Via the National Partnership for Women and Families, check out this really genuine story about how one young woman was inspired to become an activist after Dr. Tiller’s murder:

When George Tiller was gunned down in his Kansas church, it changed the course of Emily Boyer’s studies…She changed her major from music to sociology, with a minor in women’s studies. And she became an intern at Planned Parenthood of Kansas and Mid-Missouri.

For one semester she spent First Fridays canvassing crowds with petitions for support of comprehensive sex education, passing out condoms on her campus and sitting at information tables…Her internship ended a year ago, but Emily never quit volunteering. Now, as the organization celebrates its 75th anniversary, she helps educate kids. She does presentations on healthy relationships, body image and sex education. She hopes to one day be a Planned Parenthood educator.

I think this was a really important inclusion for Women’s Health Policy Report this week, considering the blame-game that has ensued after this past terrible Tuesday. Some folks are intent about pointing the finger at young people, despite the fact that their was low Democratic turnout among many groups. And it’s nice to have an organization point out that there are young women who are politically active and passionate.

Taking nothing away from one woman’s journey to feminist activism, it’s curious to me that I have met so many women in the movement who were inspired to act after a traumatic event.

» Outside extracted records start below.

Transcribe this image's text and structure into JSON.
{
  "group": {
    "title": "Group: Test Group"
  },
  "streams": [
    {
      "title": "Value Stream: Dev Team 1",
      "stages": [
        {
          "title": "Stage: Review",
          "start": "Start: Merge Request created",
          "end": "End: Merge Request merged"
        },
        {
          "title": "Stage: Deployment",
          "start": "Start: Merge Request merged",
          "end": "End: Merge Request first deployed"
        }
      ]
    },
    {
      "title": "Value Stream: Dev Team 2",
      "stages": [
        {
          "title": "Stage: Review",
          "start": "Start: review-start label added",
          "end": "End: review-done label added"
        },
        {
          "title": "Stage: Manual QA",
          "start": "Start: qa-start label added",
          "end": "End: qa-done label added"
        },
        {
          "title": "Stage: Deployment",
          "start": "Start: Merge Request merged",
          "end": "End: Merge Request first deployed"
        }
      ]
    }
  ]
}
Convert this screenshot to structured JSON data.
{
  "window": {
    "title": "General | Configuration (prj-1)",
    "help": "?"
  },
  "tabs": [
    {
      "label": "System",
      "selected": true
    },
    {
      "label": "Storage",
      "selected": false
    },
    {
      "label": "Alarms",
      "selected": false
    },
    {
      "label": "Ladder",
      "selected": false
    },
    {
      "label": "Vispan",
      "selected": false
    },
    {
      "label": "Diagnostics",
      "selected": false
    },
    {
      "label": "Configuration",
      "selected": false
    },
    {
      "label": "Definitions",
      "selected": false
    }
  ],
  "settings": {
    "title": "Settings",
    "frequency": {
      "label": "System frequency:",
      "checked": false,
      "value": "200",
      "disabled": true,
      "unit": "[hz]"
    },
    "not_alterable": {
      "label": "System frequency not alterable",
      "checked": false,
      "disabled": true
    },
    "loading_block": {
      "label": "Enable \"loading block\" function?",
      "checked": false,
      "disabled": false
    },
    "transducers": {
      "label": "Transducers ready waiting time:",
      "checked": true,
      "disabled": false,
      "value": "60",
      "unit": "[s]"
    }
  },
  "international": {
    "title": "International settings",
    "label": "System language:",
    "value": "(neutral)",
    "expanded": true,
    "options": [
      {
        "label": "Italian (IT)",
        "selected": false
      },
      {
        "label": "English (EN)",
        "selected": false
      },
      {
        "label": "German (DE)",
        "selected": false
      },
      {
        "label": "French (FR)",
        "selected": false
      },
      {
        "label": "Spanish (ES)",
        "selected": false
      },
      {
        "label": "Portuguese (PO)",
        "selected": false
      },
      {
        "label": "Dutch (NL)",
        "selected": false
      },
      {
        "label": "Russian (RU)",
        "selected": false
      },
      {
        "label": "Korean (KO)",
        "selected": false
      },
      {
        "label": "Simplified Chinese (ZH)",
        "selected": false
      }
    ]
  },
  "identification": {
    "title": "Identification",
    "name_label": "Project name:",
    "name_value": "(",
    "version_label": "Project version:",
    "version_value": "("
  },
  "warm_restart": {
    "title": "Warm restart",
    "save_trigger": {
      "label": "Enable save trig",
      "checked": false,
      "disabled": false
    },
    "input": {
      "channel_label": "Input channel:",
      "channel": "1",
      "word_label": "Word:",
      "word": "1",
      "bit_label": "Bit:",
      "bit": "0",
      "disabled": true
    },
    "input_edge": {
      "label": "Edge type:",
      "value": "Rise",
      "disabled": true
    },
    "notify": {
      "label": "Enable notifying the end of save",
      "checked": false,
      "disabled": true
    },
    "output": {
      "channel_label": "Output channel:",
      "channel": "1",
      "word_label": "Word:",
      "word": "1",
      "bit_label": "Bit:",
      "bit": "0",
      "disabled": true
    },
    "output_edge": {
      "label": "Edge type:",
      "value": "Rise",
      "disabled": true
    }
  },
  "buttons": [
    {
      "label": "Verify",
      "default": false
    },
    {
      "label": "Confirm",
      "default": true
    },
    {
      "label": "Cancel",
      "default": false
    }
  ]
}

I have heard many stories from women who had their feminist “aha” moment particularly after experiencing intimate partner violence, rape, child sexual abuse, sexual assault or other kinds of violence. After a social institution, personal  support system, or a combination of both failed them, their curiosity peaked about the scale of these failures and the rest was history.

Spending two years in Washington as a feminist organizer, I also vividly remember the testimonies of violence that would accompany e-mails for new members and the crisis calls from survivors that occasionally came through.  I remember assisting with annual feminist conferences where a majority of the workshop submissions were related to violence against women. And who can ever forget their first Take Back the Night?

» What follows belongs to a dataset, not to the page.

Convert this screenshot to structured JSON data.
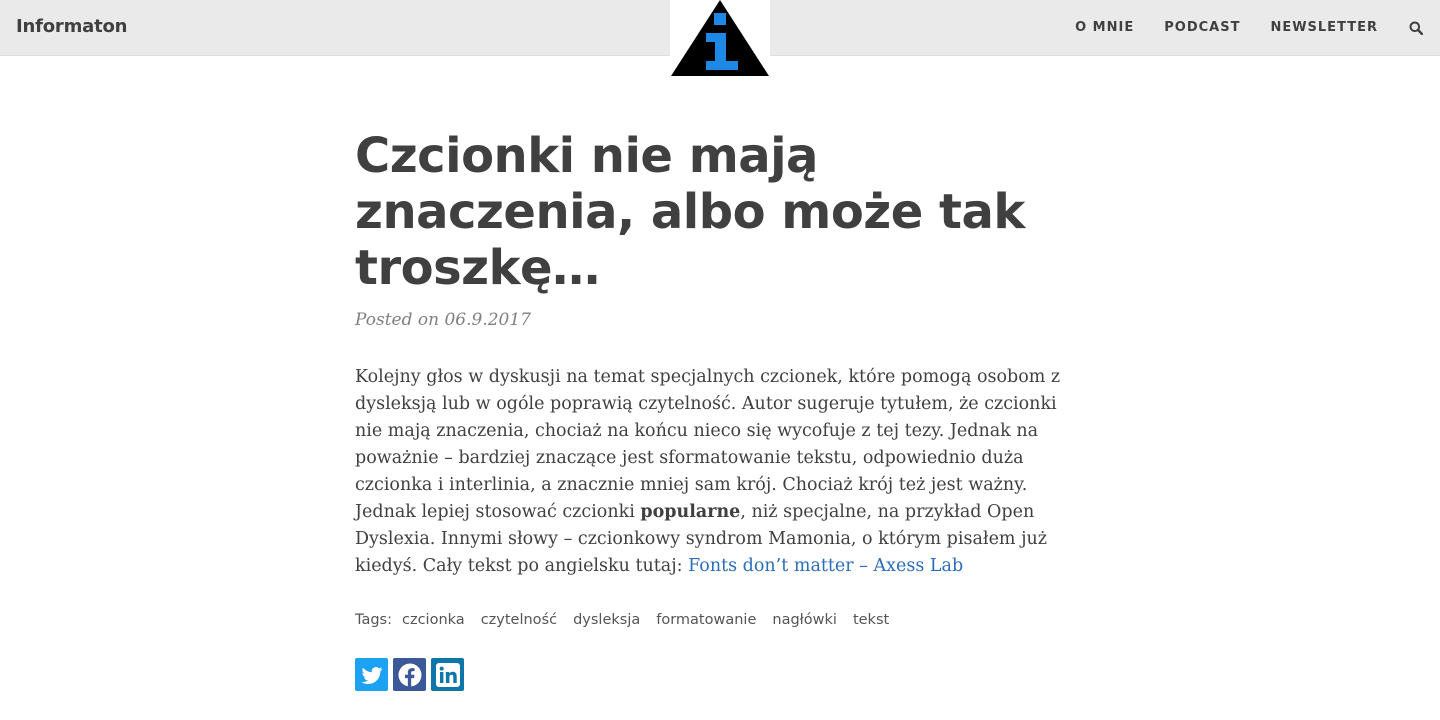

It is so powerful to engage in an act of  strategic resistance once you have been violated on barbaric terms. But in a culture where becoming an adult often means displacing emotions instead of experiencing them, I wonder whether women who have this story of conversion also get to heal on an individual level. This is something I am especially concerned with because organizing is tiresome, emotionally consuming work where one’s personal and political life often intersect. In the end, I have nothing but respect and admiration for the Emily Boyer’s of the world. I just hope that if her heart is ever heavy with the weight of Dr. Tiller’s murder, that she knows that healing, grieving or reflecting is as radical an act as canvassing or petition gathering.